Just because something is lawful doesn’t mean it won’t grab the attention of the Australian Securities and Investments Commission (ASIC) and the use of its proposed product intervention powers.
The regulator has provided documentation to the Senate Economics Legislation Committee explaining that while the product intervention power is intended to allow ASIC to intervene
“prospectively”, that does not mean it will not act where consumer compensation is involved.
“There are some cases where we might intervene in relation to consumer detriment which was caused by conduct that was completely lawful at the time,” ASIC told the committee. “In these cases, we will not be able to go back and declare that such conduct was unlawful and require compensation to be paid. We think this is appropriate.”

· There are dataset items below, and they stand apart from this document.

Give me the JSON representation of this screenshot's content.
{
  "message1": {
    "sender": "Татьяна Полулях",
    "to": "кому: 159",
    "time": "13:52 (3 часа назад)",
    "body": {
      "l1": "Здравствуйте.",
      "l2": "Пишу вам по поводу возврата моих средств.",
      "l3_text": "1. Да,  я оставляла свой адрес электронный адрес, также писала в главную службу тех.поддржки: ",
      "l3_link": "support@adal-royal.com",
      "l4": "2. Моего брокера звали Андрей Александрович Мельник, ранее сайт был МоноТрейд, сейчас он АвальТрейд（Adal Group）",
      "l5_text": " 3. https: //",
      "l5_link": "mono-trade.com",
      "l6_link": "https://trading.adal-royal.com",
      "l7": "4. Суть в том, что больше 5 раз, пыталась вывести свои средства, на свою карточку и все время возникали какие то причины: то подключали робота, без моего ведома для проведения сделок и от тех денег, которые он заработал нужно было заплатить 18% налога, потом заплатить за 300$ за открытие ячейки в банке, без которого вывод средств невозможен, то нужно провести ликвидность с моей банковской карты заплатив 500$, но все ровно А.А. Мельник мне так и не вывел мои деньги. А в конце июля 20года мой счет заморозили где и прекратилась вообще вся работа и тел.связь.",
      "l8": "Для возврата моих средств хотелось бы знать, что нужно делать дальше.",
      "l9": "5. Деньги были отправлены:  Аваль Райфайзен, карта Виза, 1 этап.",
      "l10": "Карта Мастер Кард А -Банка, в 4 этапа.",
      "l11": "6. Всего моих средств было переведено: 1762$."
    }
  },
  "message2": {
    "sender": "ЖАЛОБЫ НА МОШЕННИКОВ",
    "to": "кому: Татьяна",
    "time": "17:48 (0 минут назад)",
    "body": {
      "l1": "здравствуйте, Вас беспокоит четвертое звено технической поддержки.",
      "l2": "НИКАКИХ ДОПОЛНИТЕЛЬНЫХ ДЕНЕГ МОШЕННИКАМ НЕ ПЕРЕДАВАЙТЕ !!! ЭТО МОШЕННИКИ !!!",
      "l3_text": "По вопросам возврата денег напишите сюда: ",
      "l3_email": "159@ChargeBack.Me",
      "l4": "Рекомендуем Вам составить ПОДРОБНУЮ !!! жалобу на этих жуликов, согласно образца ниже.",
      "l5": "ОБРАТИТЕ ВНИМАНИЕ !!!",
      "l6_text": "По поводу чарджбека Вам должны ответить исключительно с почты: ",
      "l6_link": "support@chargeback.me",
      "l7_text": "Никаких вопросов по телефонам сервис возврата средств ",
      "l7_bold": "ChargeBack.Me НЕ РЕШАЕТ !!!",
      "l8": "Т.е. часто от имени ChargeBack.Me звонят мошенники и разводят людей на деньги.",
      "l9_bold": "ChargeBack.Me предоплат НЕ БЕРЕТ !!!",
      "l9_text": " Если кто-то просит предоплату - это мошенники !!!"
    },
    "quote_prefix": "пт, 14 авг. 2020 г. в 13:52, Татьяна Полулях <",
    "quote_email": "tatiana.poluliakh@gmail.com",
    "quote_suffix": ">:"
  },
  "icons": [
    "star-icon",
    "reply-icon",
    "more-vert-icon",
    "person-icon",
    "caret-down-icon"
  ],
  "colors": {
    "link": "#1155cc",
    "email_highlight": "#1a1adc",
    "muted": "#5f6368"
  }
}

However, it said that in other cases it might intervene in relation to “lawful conduct that was driving unlawful conduct” and cited its recent intervention into flex commissions which, while not unlawful, resulted in skewed incentives which drove unlawful and deceptive conduct.
“In such cases, we could intervene prospectively to address the lawful conduct driving the harm (i.e. by banning flex commissions), and in relation to the unlawful conduct, if we can gather evidence of that conduct, then we can seek compensation on behalf of consumers in relation that conduct (i.e. the misleading and deceptive conduct or unconscionable conduct),” ASIC said.
It said that, alternately the consumers impacted by the unlawful conduct could directly seek compensation, either through AFCA or through the courts.